L: I am, my character talks the whole time, but they don’t really make sense, so there is not a storyline, it is more a person, who doesn’t find their place in the world anymore and is not able to finish a thought. It is based on experiences that a friend of mine made in war, and our character is back in this reality, in this normality of the day-to-day life that we live in, and he can’t put these two worlds together anymore and he is trapped in his own prison in his mind. He wants to be able to convey the emotions but can’t. So there are words, but it is the only thing I have done with words in a long time.

Jiyun Park | Foto: S. Ruppiger
H: Jiyun can you tell us a bit more about what you will be performing with Elisa and how you started working together?

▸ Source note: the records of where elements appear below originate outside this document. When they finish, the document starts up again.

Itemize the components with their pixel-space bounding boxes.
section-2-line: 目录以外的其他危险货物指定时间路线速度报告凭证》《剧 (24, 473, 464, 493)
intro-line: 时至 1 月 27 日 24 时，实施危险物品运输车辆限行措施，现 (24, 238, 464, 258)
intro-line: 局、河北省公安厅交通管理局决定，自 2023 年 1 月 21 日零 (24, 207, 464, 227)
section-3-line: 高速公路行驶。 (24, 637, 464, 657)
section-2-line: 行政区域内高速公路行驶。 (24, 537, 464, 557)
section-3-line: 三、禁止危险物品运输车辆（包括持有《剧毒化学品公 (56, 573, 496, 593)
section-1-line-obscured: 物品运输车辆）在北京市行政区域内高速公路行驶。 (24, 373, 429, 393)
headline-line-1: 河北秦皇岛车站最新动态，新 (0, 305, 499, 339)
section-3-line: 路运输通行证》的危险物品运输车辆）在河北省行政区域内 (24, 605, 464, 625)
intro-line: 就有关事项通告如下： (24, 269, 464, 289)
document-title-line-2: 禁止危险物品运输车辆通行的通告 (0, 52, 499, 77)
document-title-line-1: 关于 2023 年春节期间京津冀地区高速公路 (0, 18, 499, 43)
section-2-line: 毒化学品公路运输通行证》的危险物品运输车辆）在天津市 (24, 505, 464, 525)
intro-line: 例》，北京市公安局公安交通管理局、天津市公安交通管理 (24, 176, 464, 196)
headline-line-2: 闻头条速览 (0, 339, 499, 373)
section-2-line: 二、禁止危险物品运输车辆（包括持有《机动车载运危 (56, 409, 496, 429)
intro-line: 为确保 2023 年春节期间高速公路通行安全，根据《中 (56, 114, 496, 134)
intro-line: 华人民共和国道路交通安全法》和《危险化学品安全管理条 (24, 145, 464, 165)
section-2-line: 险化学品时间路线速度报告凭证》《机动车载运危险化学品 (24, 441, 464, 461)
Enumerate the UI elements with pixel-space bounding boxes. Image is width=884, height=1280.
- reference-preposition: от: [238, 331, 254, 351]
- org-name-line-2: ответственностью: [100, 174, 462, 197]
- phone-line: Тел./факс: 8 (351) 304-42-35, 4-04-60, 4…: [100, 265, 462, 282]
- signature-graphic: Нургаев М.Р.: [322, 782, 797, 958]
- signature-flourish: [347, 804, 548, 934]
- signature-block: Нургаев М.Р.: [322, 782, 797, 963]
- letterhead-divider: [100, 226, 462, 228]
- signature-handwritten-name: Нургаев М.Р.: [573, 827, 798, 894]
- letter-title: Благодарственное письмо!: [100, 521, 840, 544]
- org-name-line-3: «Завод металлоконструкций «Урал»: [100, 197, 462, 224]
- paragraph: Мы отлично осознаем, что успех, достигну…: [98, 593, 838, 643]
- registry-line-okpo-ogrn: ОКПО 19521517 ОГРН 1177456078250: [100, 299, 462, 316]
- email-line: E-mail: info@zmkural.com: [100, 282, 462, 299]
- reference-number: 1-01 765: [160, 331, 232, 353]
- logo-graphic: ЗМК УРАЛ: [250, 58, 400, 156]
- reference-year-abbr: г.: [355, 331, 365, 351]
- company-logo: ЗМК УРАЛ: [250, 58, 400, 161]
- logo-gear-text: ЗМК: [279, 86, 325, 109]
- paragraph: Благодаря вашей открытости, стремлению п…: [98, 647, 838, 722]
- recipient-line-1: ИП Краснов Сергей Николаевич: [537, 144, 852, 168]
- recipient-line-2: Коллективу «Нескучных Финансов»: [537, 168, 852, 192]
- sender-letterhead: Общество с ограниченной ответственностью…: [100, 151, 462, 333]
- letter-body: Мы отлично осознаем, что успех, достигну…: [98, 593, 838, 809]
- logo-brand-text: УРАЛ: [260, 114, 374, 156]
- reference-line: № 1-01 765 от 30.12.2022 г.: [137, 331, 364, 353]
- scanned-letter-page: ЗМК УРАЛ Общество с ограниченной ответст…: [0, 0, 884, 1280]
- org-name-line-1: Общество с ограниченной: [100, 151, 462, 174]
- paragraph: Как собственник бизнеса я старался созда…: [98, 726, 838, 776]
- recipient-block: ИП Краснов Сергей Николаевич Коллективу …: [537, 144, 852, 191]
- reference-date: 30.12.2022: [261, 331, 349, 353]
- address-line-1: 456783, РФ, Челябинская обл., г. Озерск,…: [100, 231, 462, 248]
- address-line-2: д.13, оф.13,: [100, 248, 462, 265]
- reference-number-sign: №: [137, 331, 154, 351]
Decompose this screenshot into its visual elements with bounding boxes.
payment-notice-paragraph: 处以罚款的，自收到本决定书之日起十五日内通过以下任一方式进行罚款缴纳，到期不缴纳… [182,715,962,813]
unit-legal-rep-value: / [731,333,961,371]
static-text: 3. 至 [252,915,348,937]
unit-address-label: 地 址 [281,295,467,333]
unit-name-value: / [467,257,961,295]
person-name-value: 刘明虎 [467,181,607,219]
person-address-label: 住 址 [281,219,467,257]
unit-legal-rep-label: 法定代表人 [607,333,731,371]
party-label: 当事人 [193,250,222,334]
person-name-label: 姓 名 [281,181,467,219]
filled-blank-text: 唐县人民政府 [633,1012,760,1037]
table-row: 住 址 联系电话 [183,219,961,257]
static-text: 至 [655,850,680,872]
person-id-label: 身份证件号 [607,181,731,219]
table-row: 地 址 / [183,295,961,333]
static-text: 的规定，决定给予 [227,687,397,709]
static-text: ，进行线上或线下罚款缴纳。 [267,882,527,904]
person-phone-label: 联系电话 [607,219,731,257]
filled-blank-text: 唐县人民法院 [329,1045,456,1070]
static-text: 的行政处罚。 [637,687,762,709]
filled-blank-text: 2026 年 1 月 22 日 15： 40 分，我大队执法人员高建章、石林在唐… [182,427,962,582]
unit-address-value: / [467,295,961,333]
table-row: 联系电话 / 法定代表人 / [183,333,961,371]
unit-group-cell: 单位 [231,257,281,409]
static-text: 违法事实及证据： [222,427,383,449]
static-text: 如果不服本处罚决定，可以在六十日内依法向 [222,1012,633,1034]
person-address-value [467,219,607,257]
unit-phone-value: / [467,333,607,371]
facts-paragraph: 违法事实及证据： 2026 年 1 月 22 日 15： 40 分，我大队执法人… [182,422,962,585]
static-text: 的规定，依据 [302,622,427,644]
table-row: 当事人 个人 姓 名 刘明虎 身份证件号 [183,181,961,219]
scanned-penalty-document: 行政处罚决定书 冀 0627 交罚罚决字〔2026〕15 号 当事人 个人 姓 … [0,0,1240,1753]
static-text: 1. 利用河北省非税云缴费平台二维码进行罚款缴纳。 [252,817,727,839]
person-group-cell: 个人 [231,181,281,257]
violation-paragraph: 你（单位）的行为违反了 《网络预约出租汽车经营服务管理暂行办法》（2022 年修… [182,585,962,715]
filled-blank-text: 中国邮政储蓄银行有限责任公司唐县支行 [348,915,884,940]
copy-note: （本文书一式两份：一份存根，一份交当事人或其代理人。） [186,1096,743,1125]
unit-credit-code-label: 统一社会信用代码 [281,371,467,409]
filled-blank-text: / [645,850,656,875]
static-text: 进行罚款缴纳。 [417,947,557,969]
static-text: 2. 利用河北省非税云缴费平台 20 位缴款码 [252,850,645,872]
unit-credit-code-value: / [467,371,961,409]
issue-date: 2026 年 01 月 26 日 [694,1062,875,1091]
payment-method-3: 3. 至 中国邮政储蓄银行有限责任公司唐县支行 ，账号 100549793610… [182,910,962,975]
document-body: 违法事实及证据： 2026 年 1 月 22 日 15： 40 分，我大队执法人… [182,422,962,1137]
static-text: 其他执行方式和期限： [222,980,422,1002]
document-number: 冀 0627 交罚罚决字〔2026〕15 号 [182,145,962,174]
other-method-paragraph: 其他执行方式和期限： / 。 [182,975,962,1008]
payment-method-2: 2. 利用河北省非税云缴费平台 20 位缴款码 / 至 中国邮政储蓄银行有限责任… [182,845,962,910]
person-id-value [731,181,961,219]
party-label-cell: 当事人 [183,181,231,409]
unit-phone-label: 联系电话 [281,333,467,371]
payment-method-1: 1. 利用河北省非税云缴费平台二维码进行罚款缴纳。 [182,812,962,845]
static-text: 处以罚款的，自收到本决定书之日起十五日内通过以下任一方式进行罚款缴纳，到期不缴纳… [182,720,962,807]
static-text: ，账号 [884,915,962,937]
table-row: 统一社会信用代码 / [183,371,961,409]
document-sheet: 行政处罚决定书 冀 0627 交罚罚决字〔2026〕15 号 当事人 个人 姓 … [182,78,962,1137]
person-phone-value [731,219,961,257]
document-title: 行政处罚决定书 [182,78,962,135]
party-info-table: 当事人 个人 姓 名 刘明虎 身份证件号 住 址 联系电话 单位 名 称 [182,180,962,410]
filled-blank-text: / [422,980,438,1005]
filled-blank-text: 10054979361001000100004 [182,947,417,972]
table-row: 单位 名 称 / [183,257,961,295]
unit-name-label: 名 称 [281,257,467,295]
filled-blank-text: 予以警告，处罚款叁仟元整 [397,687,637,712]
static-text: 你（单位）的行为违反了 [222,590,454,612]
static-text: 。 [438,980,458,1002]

J: We started out of curiosity, what happens if I amplify her voice and how we can connect it with the concept of space. We are figuring out her body, and together we trained how we can use voice, this is also something Elisa is constantly working on.
H: So she becomes your instrument, with a microphone attached to her neck and you feed the sound through your electronics and then on the PA?
J: Yes, but at the same time she also has a transducer attached to her body. Our starting point is using feedback on her body. Really using her body as a material. As I did with my instruments we work with piezo and transducer, she can feel her voice vibration on herself and with that she is singing or screaming again. So it could work without the PA but the volume way is not balanced. Her body is beautiful and wonderful but it is not good for activating, only she can feel that, but we won’t be able to listen to it. She has too many organs to be a resonator. So that is the main reason why we use a PA.
H: So your project was driven by experimentation and improvisation rather than build on concept right?
J: Yes, we are still discussing our project. I think Elisa has a different approach towards it than I have. I really see her as an instrument. Last time during rehearsal, we were so obsessed with each other, because I need to be careful with her and she also needs to see when I make a change. So we really need to communicate and I am always trying to focus on what is going on with the other person.
L: It seems like you are an operator. I think it is a really interesting approach to put a human being in the center of a feedback. Usually you would use an inanimate object but if it is an actual body, it will affect the loop in a very different way. I never thought of that. Maybe a feedback loop in itself has a sort of life to it. It has its own circle. But it being an actual living matter – that is wonderfully weird. It has a bit of a cyborg feel.
H: What I find so interesting about your approach is the simultaneity of power and empathy.
J: We did not start out with that in mind, but I have been thinking about that a lot lately. And she also has to allow me to control her, but she also has the power to make it end. I didn’t start working with feedback from a conceptual perspective, but now I see feedback more as a metaphor.